Currently, medication with nitrates is considered a contraindication for PDE5-inhibition, due to the potential of excessive hypotension; however, it may be worthwhile to formally test the cardiorenal actions of this strategy with correspondingly lower sGC stimulator doses. This may be especially be the case in the cardiorenal syndrome that is characterized in a model of overt HF to be resistant to ANP in association with reduction in GFR and renal blood flow together with increases in glomerular PDE activities (Supaporn et al. 1996).

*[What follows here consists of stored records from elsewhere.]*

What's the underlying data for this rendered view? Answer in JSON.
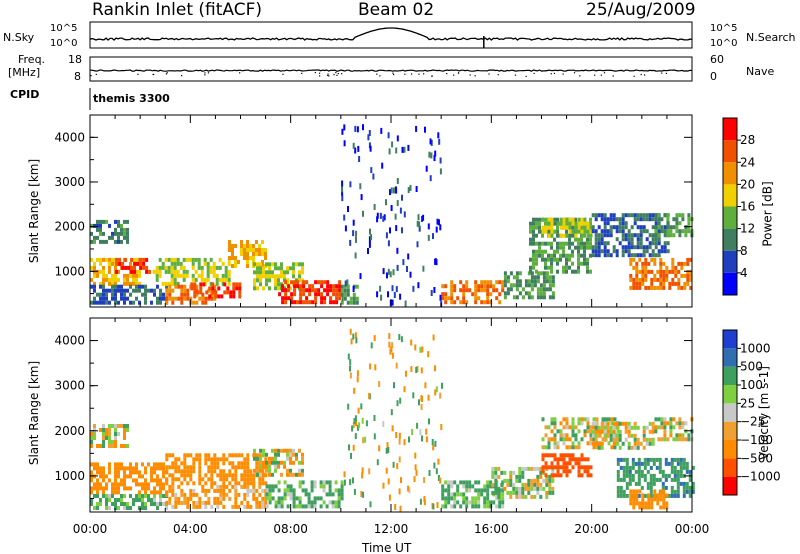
{
  "header": {
    "radar": "Rankin Inlet (fitACF)",
    "beam": "Beam 02",
    "date": "25/Aug/2009"
  },
  "noise_panel": {
    "left_label": "N.Sky",
    "right_label": "N.Search",
    "left_ticks": [
      "10^5",
      "10^0"
    ],
    "right_ticks": [
      "10^5",
      "10^0"
    ]
  },
  "freq_panel": {
    "left_label_top": "Freq.",
    "left_label_bottom": "[MHz]",
    "right_label": "Nave",
    "left_ticks": [
      "18",
      "8"
    ],
    "right_ticks": [
      "60",
      "0"
    ]
  },
  "cpid_panel": {
    "label": "CPID",
    "value": "themis 3300"
  },
  "colors": {
    "power": [
      "#0000ff",
      "#1f3fbf",
      "#3f7f5f",
      "#5faf3f",
      "#f0d000",
      "#f09000",
      "#f05000",
      "#ff0000"
    ],
    "velocity": [
      "#ff0000",
      "#ff5000",
      "#ff8c00",
      "#f0a030",
      "#c8c8c8",
      "#7fd040",
      "#3f9f5f",
      "#2f6fb0",
      "#1f3fd0"
    ]
  },
  "chart_data": [
    {
      "type": "heatmap",
      "title": "",
      "xlabel": "",
      "ylabel": "Slant Range [km]",
      "xlim": [
        "00:00",
        "24:00"
      ],
      "ylim": [
        200,
        4500
      ],
      "x_ticks": [
        "00:00",
        "04:00",
        "08:00",
        "12:00",
        "16:00",
        "20:00",
        "00:00"
      ],
      "y_ticks": [
        1000,
        2000,
        3000,
        4000
      ],
      "colorbar": {
        "label": "Power [dB]",
        "min": 0,
        "max": 32,
        "ticks": [
          4,
          8,
          12,
          16,
          20,
          24,
          28
        ]
      },
      "regions": [
        {
          "t0": 0.0,
          "t1": 1.5,
          "r0": 1700,
          "r1": 2150,
          "value": 10
        },
        {
          "t0": 0.0,
          "t1": 2.0,
          "r0": 700,
          "r1": 1300,
          "value": 20
        },
        {
          "t0": 0.0,
          "t1": 3.0,
          "r0": 300,
          "r1": 700,
          "value": 8
        },
        {
          "t0": 1.0,
          "t1": 2.5,
          "r0": 1000,
          "r1": 1300,
          "value": 28
        },
        {
          "t0": 2.5,
          "t1": 5.5,
          "r0": 700,
          "r1": 1300,
          "value": 16
        },
        {
          "t0": 3.0,
          "t1": 5.0,
          "r0": 300,
          "r1": 700,
          "value": 24
        },
        {
          "t0": 4.0,
          "t1": 6.0,
          "r0": 400,
          "r1": 750,
          "value": 28
        },
        {
          "t0": 5.5,
          "t1": 7.0,
          "r0": 1100,
          "r1": 1700,
          "value": 20
        },
        {
          "t0": 6.5,
          "t1": 8.5,
          "r0": 600,
          "r1": 1200,
          "value": 16
        },
        {
          "t0": 7.5,
          "t1": 10.0,
          "r0": 300,
          "r1": 800,
          "value": 28
        },
        {
          "t0": 10.0,
          "t1": 10.7,
          "r0": 300,
          "r1": 700,
          "value": 12
        },
        {
          "t0": 14.0,
          "t1": 16.5,
          "r0": 300,
          "r1": 800,
          "value": 24
        },
        {
          "t0": 16.5,
          "t1": 18.5,
          "r0": 400,
          "r1": 1000,
          "value": 12
        },
        {
          "t0": 17.5,
          "t1": 20.0,
          "r0": 1000,
          "r1": 2200,
          "value": 12
        },
        {
          "t0": 18.0,
          "t1": 20.0,
          "r0": 1800,
          "r1": 2200,
          "value": 16
        },
        {
          "t0": 20.0,
          "t1": 23.0,
          "r0": 1400,
          "r1": 2300,
          "value": 8
        },
        {
          "t0": 21.5,
          "t1": 24.0,
          "r0": 600,
          "r1": 1300,
          "value": 24
        },
        {
          "t0": 22.5,
          "t1": 24.0,
          "r0": 1800,
          "r1": 2300,
          "value": 12
        }
      ]
    },
    {
      "type": "heatmap",
      "title": "",
      "xlabel": "Time UT",
      "ylabel": "Slant Range [km]",
      "xlim": [
        "00:00",
        "24:00"
      ],
      "ylim": [
        200,
        4500
      ],
      "x_ticks": [
        "00:00",
        "04:00",
        "08:00",
        "12:00",
        "16:00",
        "20:00",
        "00:00"
      ],
      "y_ticks": [
        1000,
        2000,
        3000,
        4000
      ],
      "colorbar": {
        "label": "Velocity [m s-1]",
        "ticks": [
          -1000,
          -500,
          -100,
          -25,
          25,
          100,
          500,
          1000
        ]
      },
      "regions": [
        {
          "t0": 0.0,
          "t1": 1.5,
          "r0": 1700,
          "r1": 2150,
          "value": 0
        },
        {
          "t0": 0.0,
          "t1": 3.0,
          "r0": 600,
          "r1": 1300,
          "value": -300
        },
        {
          "t0": 0.0,
          "t1": 3.0,
          "r0": 300,
          "r1": 600,
          "value": 150
        },
        {
          "t0": 3.0,
          "t1": 7.0,
          "r0": 800,
          "r1": 1500,
          "value": -300
        },
        {
          "t0": 3.0,
          "t1": 7.0,
          "r0": 300,
          "r1": 800,
          "value": -150
        },
        {
          "t0": 6.5,
          "t1": 8.5,
          "r0": 1000,
          "r1": 1600,
          "value": 0
        },
        {
          "t0": 7.0,
          "t1": 10.0,
          "r0": 300,
          "r1": 900,
          "value": 150
        },
        {
          "t0": 14.0,
          "t1": 16.5,
          "r0": 300,
          "r1": 900,
          "value": 150
        },
        {
          "t0": 16.0,
          "t1": 18.5,
          "r0": 500,
          "r1": 1200,
          "value": 50
        },
        {
          "t0": 18.0,
          "t1": 20.0,
          "r0": 1000,
          "r1": 1500,
          "value": -700
        },
        {
          "t0": 18.0,
          "t1": 21.0,
          "r0": 1600,
          "r1": 2300,
          "value": 0
        },
        {
          "t0": 20.0,
          "t1": 22.5,
          "r0": 1600,
          "r1": 2200,
          "value": 0
        },
        {
          "t0": 21.0,
          "t1": 24.0,
          "r0": 600,
          "r1": 1400,
          "value": 400
        },
        {
          "t0": 21.5,
          "t1": 23.0,
          "r0": 300,
          "r1": 700,
          "value": -300
        },
        {
          "t0": 22.5,
          "t1": 24.0,
          "r0": 1800,
          "r1": 2300,
          "value": 0
        }
      ]
    }
  ]
}
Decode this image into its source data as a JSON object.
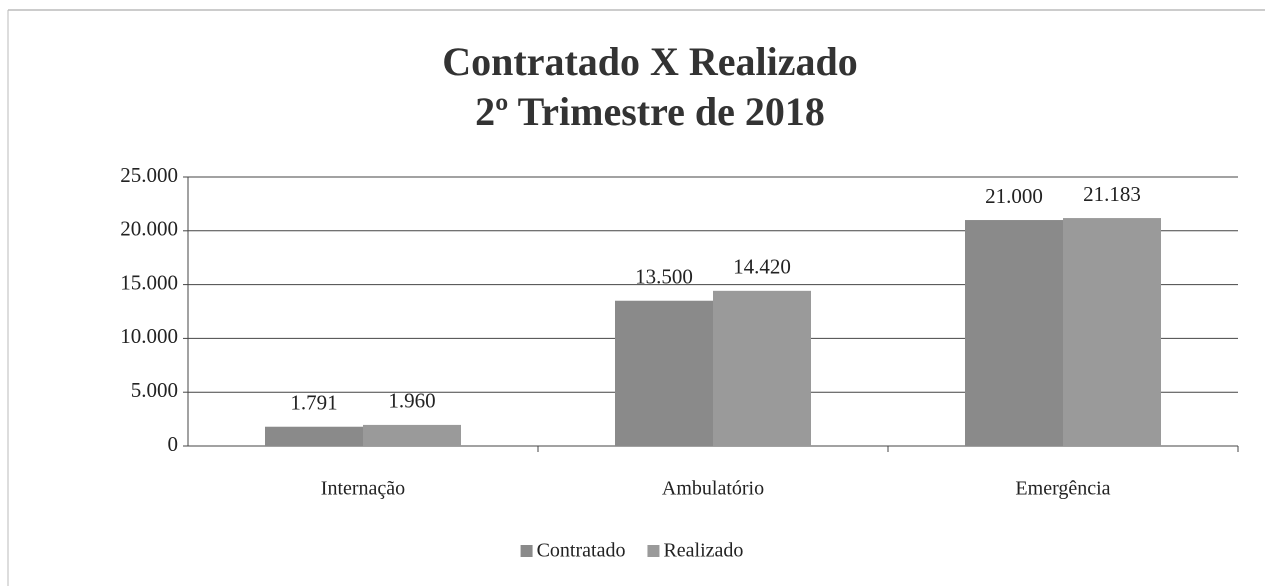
{
  "chart_data": {
    "type": "bar",
    "title": "Contratado X Realizado",
    "subtitle": "2º Trimestre de 2018",
    "categories": [
      "Internação",
      "Ambulatório",
      "Emergência"
    ],
    "series": [
      {
        "name": "Contratado",
        "color": "#8a8a8a",
        "values": [
          1791,
          13500,
          21000
        ],
        "value_labels": [
          "1.791",
          "13.500",
          "21.000"
        ]
      },
      {
        "name": "Realizado",
        "color": "#9a9a9a",
        "values": [
          1960,
          14420,
          21183
        ],
        "value_labels": [
          "1.960",
          "14.420",
          "21.183"
        ]
      }
    ],
    "ylim": [
      0,
      25000
    ],
    "yticks": [
      0,
      {
        "value": 5000,
        "label": "5.000"
      },
      {
        "value": 10000,
        "label": "10.000"
      },
      {
        "value": 15000,
        "label": "15.000"
      },
      {
        "value": 20000,
        "label": "20.000"
      },
      {
        "value": 25000,
        "label": "25.000"
      }
    ],
    "grid": true,
    "legend": "bottom"
  }
}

7. Conclusion and Future Directions
Cyclic GMP is a second messenger crucially involved in important signaling pathways in cardiovascular disease, including heart failure. Potent drugs are now available to augment these signaling systems with conventional sGC stimulators, novel NO-independent sGC stimulators, GC-A and GC-B agonists, and PDE inhibitors. Given some of the already available promising preclinical and clinical data, it is likely that the cGMP systems will remain attractive areas of research and drug development. Indeed, in strategies to treat heart failure, the focus has been on antagonizing endogenous neurohumoral systems. Cyclic GMP research has opened a new direction in heart failure therapeutics by providing us with an exciting way to promote signaling pathways that possesses robust properties of cardiorenal protection warranting further basic and clinical research.
Acknowledgments
This research was supported by grants POI HL076611, HL-36634 (JCB, Jr), and HL07111 (GB) from the National Institute of Health, and by the Mayo and Marriott Foundations.